= Hinrich Siuts =

German folklorist

Christian Hinrich Siuts (born 21 July 1932) is a German folklorist.

== Life ==
Born in Stargard, Siuts studied folklore, history and German literature at the Ludwig-Maximilians-Universität München, the Eberhard Karls Universität Tübingen and in Kiel. In 1956 he received his doctorate in ethnology from the Christian-Albrechts-Universität zu Kiel.

After his studies, Siuts first worked at the Deutsches Volksliedarchiv, where he mainly recorded and archived traditional songs.

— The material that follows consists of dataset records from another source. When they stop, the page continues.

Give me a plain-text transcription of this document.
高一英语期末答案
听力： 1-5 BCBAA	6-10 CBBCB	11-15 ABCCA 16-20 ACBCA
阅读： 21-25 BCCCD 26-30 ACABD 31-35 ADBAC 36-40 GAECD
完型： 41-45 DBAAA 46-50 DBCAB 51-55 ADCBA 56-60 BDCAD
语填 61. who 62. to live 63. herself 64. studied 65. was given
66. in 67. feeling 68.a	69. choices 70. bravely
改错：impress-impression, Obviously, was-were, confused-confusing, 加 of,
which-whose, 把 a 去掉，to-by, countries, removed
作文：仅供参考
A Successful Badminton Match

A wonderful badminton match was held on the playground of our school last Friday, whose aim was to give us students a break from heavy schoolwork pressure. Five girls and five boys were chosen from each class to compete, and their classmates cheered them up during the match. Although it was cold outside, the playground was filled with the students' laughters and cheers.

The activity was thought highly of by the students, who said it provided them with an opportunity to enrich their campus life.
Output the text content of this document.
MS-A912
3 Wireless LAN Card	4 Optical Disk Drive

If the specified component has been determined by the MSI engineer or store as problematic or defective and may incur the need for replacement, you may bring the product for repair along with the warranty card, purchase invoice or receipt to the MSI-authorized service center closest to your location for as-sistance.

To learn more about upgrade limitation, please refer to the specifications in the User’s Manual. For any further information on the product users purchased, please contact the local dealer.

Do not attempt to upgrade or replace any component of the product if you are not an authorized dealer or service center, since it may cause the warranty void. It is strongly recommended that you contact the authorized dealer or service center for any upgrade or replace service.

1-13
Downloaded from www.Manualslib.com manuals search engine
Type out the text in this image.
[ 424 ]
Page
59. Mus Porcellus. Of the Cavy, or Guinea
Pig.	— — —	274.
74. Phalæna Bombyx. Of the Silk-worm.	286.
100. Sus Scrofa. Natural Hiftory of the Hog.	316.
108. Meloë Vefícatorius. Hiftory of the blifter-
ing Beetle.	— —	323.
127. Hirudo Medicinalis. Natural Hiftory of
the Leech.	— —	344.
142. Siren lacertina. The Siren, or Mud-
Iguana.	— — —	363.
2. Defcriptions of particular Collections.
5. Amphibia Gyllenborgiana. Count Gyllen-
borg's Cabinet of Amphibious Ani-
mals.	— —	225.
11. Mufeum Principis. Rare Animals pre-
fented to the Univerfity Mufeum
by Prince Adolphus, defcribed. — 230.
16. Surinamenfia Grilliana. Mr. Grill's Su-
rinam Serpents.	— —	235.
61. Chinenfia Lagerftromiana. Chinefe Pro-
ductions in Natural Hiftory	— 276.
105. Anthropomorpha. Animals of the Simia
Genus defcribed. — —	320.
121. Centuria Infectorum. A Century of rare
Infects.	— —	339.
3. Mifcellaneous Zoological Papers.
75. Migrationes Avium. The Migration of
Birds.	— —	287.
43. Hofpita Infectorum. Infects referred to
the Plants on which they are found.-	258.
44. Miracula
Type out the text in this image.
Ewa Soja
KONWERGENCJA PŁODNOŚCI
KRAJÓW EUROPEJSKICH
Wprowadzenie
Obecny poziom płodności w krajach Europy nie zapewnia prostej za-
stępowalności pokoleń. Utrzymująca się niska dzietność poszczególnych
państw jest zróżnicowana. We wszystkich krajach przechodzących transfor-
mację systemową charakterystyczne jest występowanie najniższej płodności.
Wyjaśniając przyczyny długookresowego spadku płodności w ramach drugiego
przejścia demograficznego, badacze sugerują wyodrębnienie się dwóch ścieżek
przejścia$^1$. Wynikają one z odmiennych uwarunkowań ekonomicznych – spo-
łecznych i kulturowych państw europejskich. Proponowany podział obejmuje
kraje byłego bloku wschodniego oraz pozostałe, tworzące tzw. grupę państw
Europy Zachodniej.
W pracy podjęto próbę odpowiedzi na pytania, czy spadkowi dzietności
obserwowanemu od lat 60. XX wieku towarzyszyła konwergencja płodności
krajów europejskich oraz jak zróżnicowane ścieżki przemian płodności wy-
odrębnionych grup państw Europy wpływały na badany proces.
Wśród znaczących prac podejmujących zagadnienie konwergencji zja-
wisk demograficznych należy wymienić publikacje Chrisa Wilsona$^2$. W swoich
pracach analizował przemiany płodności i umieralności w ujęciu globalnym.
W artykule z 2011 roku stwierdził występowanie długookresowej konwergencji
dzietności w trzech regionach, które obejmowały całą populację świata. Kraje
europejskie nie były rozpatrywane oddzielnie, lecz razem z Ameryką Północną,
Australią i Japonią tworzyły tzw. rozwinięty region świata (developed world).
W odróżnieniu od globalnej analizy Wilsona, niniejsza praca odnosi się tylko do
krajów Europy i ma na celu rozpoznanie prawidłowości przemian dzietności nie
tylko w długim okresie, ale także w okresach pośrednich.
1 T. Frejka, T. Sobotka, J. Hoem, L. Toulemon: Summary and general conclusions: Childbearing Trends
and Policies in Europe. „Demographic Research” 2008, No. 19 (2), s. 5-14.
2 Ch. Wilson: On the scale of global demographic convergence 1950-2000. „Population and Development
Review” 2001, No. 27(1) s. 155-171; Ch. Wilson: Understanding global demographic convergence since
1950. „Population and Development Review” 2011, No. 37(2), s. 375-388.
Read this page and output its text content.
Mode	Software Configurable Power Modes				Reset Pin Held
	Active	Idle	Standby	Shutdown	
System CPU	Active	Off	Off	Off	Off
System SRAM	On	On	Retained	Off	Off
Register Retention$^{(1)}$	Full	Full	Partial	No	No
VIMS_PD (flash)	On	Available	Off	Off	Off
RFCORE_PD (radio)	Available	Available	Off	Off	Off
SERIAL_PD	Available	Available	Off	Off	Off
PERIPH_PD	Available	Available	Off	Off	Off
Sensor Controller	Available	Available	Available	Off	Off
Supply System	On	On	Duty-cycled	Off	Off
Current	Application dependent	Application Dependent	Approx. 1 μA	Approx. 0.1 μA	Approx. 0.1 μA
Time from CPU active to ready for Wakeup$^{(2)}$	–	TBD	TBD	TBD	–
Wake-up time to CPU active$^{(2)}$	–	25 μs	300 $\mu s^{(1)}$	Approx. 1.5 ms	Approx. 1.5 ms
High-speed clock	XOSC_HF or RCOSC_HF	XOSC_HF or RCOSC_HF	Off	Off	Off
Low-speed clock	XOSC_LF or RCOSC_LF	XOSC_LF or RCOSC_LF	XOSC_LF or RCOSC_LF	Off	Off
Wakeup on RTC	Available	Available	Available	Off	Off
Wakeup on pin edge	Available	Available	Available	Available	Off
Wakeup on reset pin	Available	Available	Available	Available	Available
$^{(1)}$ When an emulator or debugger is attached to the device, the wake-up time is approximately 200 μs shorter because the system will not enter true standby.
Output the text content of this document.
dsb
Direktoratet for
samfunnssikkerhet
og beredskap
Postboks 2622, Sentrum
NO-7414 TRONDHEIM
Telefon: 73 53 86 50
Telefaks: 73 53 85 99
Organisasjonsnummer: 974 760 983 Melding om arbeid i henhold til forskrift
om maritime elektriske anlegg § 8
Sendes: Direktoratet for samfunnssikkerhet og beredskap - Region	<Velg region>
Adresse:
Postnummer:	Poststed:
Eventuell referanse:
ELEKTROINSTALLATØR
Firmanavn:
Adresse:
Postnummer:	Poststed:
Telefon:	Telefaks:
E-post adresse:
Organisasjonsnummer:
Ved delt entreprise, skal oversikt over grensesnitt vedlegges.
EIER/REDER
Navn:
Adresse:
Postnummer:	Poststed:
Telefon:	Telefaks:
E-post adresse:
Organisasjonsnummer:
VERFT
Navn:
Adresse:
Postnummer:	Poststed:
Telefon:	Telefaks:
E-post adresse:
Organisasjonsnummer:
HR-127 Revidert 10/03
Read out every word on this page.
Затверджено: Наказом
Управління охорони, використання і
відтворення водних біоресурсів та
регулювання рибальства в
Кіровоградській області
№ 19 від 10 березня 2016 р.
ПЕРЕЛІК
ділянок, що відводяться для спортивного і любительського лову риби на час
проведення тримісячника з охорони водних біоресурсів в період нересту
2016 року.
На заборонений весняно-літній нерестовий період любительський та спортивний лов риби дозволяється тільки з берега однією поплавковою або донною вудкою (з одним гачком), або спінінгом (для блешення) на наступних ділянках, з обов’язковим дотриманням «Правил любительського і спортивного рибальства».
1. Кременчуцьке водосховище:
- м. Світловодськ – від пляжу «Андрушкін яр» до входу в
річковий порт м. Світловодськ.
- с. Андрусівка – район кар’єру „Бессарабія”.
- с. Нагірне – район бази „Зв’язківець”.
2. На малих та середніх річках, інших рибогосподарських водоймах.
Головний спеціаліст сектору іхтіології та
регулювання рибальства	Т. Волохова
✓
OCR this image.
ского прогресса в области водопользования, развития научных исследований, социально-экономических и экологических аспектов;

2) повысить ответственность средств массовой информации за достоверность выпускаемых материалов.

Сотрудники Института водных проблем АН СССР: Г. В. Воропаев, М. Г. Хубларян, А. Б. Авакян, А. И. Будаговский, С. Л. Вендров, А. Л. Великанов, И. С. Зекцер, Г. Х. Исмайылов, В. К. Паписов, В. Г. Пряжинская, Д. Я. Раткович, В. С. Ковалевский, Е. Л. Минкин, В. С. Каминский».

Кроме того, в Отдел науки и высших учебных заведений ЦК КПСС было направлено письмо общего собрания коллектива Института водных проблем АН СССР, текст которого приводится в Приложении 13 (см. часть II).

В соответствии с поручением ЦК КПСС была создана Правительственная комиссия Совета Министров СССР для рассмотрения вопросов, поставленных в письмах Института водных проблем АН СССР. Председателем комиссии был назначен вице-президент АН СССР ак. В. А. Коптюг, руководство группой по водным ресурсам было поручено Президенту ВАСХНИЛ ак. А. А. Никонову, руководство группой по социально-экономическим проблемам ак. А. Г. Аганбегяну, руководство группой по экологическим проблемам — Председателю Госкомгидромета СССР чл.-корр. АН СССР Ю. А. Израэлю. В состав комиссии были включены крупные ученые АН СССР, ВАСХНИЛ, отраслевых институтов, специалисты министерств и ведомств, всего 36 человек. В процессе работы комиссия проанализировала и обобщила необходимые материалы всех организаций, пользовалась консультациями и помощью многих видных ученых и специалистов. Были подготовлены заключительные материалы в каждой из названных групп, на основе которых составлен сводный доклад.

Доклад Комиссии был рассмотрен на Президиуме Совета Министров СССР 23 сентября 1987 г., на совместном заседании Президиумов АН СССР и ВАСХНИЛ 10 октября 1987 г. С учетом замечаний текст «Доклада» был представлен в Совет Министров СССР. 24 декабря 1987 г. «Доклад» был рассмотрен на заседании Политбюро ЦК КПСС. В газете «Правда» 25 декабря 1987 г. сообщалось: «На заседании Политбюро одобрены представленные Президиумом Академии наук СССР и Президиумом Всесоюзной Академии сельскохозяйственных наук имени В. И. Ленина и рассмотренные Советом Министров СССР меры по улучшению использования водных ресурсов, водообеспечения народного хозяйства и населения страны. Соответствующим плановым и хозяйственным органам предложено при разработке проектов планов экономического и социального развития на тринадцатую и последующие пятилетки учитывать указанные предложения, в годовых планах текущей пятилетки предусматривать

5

In 1962 he got a job as a research assistant at the Folklore Department of the University of Münster, where he habilitated in 1968 with a thesis on hymnal songs for the calendar festivals. In 1971 he was offered a chair at the Institute for Folklore at the University of Münster.

== Work ==
- Bann und Acht und ihre Grundlagen im Totenglauben. De Gruyter, Berlin 1959 (Zugleich Dissertation at the University of Kiel (1956)
- Die Ansingelieder zu den Kalenderfesten. Ein Beitrag zur Geschichte, Biologie und Funktion des Volksliedes. Schwartz, Göttingen 1968 (at the same time habilitation thesis at the University of Münster)
- Deutsch-niederländische Kulturverflechtungen bei den Ansingeliedern zu den Kalenderfesten. In: Gerhard Heilfurth & Hinrich Siuts (eds.), Europäische Kulturverflechtungen im Bereich der volkstümlichen Überlieferung. Festschrift zum 65. Geburtstag von Bruno Schiers, Göttingen 1967, p. 203-228.
- Bäuerliche und handwerkliche Arbeitsgeräte in Westfalen : die alten Geräte der Landwirtschaft und des Landhandwerks 1890-1930. Aschendorff, Münster 1982, ISBN 3-402-04126-X
- Bauern und Landhandwerker in Ostfriesland. Eine Darstellung aufgrund der Erhebungen von Bernhard Klocke 1979 – 1984. Museumsdorf Cloppenburg, Cloppenburg 2004

== Literatur ==
- Ruth-Elisabeth Mohrmann: Volkskunde im Spannungsfeld zwischen Universität und Museum. Festschrift for Hinrich Siuts on his 65th birthday. Waxmann, Münster 1997, ISBN 3-89325-498-6 (Beiträge zur Volkskultur in Nordwestdeutschland, vol. 95).